McFreedom

Politics, Guns, Law and Tech

Friday, August 23, 2002

 

On Deterrence

Eugene Volokh has a very thoughtful post on nuclear deterrence. It underscores the fallacy behind most reliance on nuclear deterrence (as opposed to intervention with conventional weapons) to prevent an attack on the US with a weapon of mass destruction: The moral obligation of one who has power is to go to great lengths to avoid using it. "Never kill when you can maim, never main when you can injure, never injure when you can walk away." Deterrence is not a goal. It is an effect. A detterent is successful only if you never use it, but not using it requires a lot of work.

With great destructive power comes great responsibility. Not just to be judicious using that power, but to be judicious about when you should use lesser power to prevent eventually having to pull the trigger. A lesson I think many of us have forgotten is in the use of negative sanctions (sanctions of course being a general term here; invading Iraq and toppling Saddam Hussein is a "negative sanction") as part of communicating intent. I've made mistakes in the past where I was extremely forgiving of someone's errors and faults, and eventually let it slip until that person did something so terrible I had to drop a "nuclear weapon." As a manager, for instance, my first instinct with people was to stand way back. When someone made a mistake, I'd point it out gently, but take no sanction, write no report, threaten no action. Unfortunately, inevitably, some major error would occur - or the person would be directly insubordinate - because my lack of sanction was taken as tacit approval of poor work. At that point, my only recourse was to "drop the bomb" and fire them. This happened to me a couple of times, and I think both people were extremely surprised to discover that, while I rarely give direct, "top down" orders, disobeying one is completely unacceptable. Had I made more clear my displeasure - via sanctions - with more minor transgressions, they might have understood better that, while I prefer to simply trust the people in my organization, I do expect high standards of quality and conduct, and violations of those standards will not be tolerated. While I had told these people that I expected them to follow the few orders they received, I don't think they believe I'd actually use the threatened deterrence, because my previous "nice guy" behavior had led them to believe I was a pushover.

From a management perspective, firing someone is almost always a failure not of the person fired but of the manager; your job is to get people to accomplish a task, and if you fire them it is because they were unable to accomplish them, which means that you were unable to accomplish your job. I've always felt awful about every employee I've fired, and after a few times, I learned that, in fact, providing sanctions to the early mistakes is the nice thing to do. Because otherwise you may have to fire them, later, and neither of you want that.

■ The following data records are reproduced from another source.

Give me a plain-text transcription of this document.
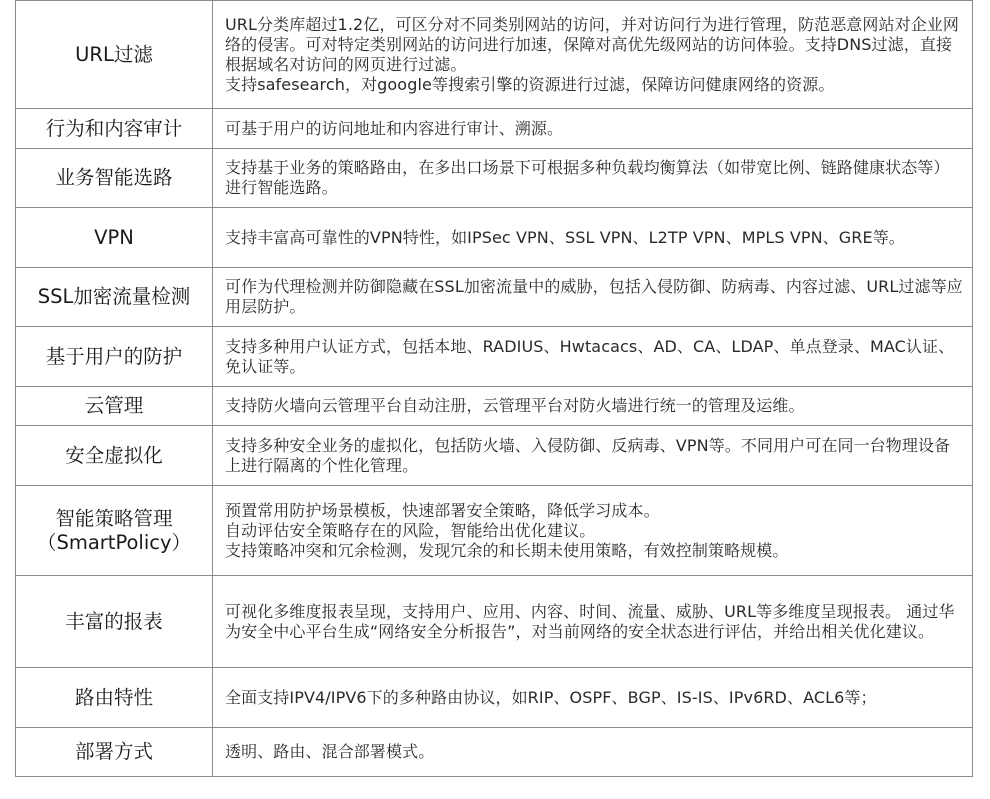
URL过滤	URL分类库超过1.2亿，可区分对不同类别网站的访问，并对访问行为进行管理，防范恶意网站对企业网络的侵害。可对特定类别网站的访问进行加速，保障对高优先级网站的访问体验。支持DNS过滤，直接根据域名对访问的网页进行过滤。
支持safesearch，对google等搜索引擎的资源进行过滤，保障访问健康网络的资源。

行为和内容审计	可基于用户的访问地址和内容进行审计、溯源。

业务智能选路	支持基于业务的策略路由，在多出口场景下可根据多种负载均衡算法（如带宽比例、链路健康状态等）进行智能选路。

VPN	支持丰富高可靠性的VPN特性，如IPSec VPN、SSL VPN、L2TP VPN、MPLS VPN、GRE等。

SSL加密流量检测	可作为代理检测并防御隐藏在SSL加密流量中的威胁，包括入侵防御、防病毒、内容过滤、URL过滤等应用层防护。

基于用户的防护	支持多种用户认证方式，包括本地、RADIUS、Hwtacacs、AD、CA、LDAP、单点登录、MAC认证、免认证等。

云管理	支持防火墙向云管理平台自动注册，云管理平台对防火墙进行统一的管理及运维。

安全虚拟化	支持多种安全业务的虚拟化，包括防火墙、入侵防御、反病毒、VPN等。不同用户可在同一台物理设备上进行隔离的个性化管理。

智能策略管理
（SmartPolicy）	预置常用防护场景模板，快速部署安全策略，降低学习成本。
自动评估安全策略存在的风险，智能给出优化建议。
支持策略冲突和冗余检测，发现冗余的和长期未使用策略，有效控制策略规模。

丰富的报表	可视化多维度报表呈现，支持用户、应用、内容、时间、流量、威胁、URL等多维度呈现报表。 通过华为安全中心平台生成“网络安全分析报告”，对当前网络的安全状态进行评估，并给出相关优化建议。

路由特性	全面支持IPV4/IPV6下的多种路由协议，如RIP、OSPF、BGP、IS-IS、IPv6RD、ACL6等；

部署方式	透明、路由、混合部署模式。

If the application of the final deterrent becomes necessary, you want to be able to ask yourself, "Did I do everything I could have to avoid that?" and have the answer clearly be "yes." And we're just talking about firing someone, here - if we are forced to destroy a city, how much greater our obligation to do everything we can to avoid it is!

One of my favorite scenes from the movie Star Wars is when Obi-Wan Kenobi is in the cantina at the beginning. A thug is harassing the farmboy Obi-Wan is with, for no real reason. Rather than intimidating the thug, Obi-Wan puts his hand on the thug's arm, and says, "This little one's not worth the effort. Come, let me get you something." Obi-Wan knows what his deterrent is - it's maining the guy with his lightsaber. The guy doesn't know what's going to happen to him if he continues down the path he's on, so Obi-Wan's only deterrent isn't useful. Instead, recognizing the moral responsibility he has to try to prevent this guy's arm getting cut off, Obi-Wan tries to buy him a drink. He'd rather buy him a drink than cut his arm off, even though he's an apparently awful man who claims to have the "death penalty in twelve systems." When his entreaties are refused and the man threatens Obi-Wan, of course, he is forced to cut the man's arm off. But he can sleep soundly at night because he knows he did everything he could - in the brief time he had - to prevent cutting his arm off.

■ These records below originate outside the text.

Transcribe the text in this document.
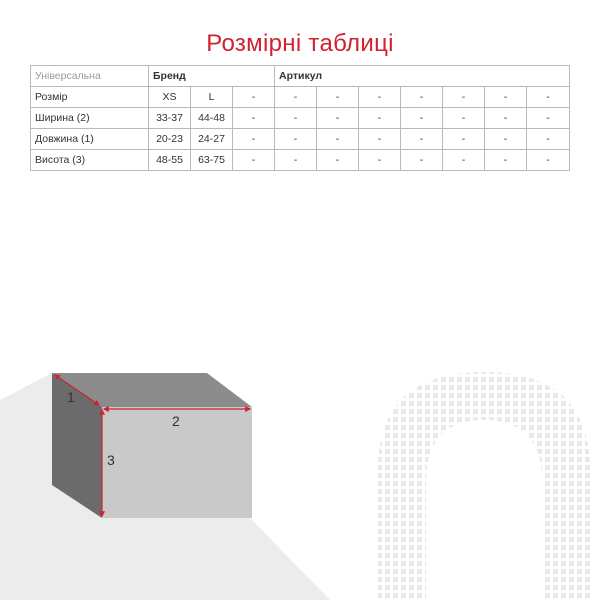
Розмірні таблиці
Універсальна	Бренд			Артикул						
Розмір	XS	L	-	-	-	-	-	-	-	-
Ширина (2)	33-37	44-48	-	-	-	-	-	-	-	-
Довжина (1)	20-23	24-27	-	-	-	-	-	-	-	-
Висота (3)	48-55	63-75	-	-	-	-	-	-	-	-
1
2
3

Our application of force now will let Mr. Hussein (and, since he won't be in power after this, other would-be threats) know that we are serious about this and will not tolerate someone releasing a weapon of mass destruction on our soil. It is the nice thing to do, because if we don't, we'll eventually have to kill hundreds of thousands of Iraqis. If we have to do that, it will be the biggest failure America has ever had.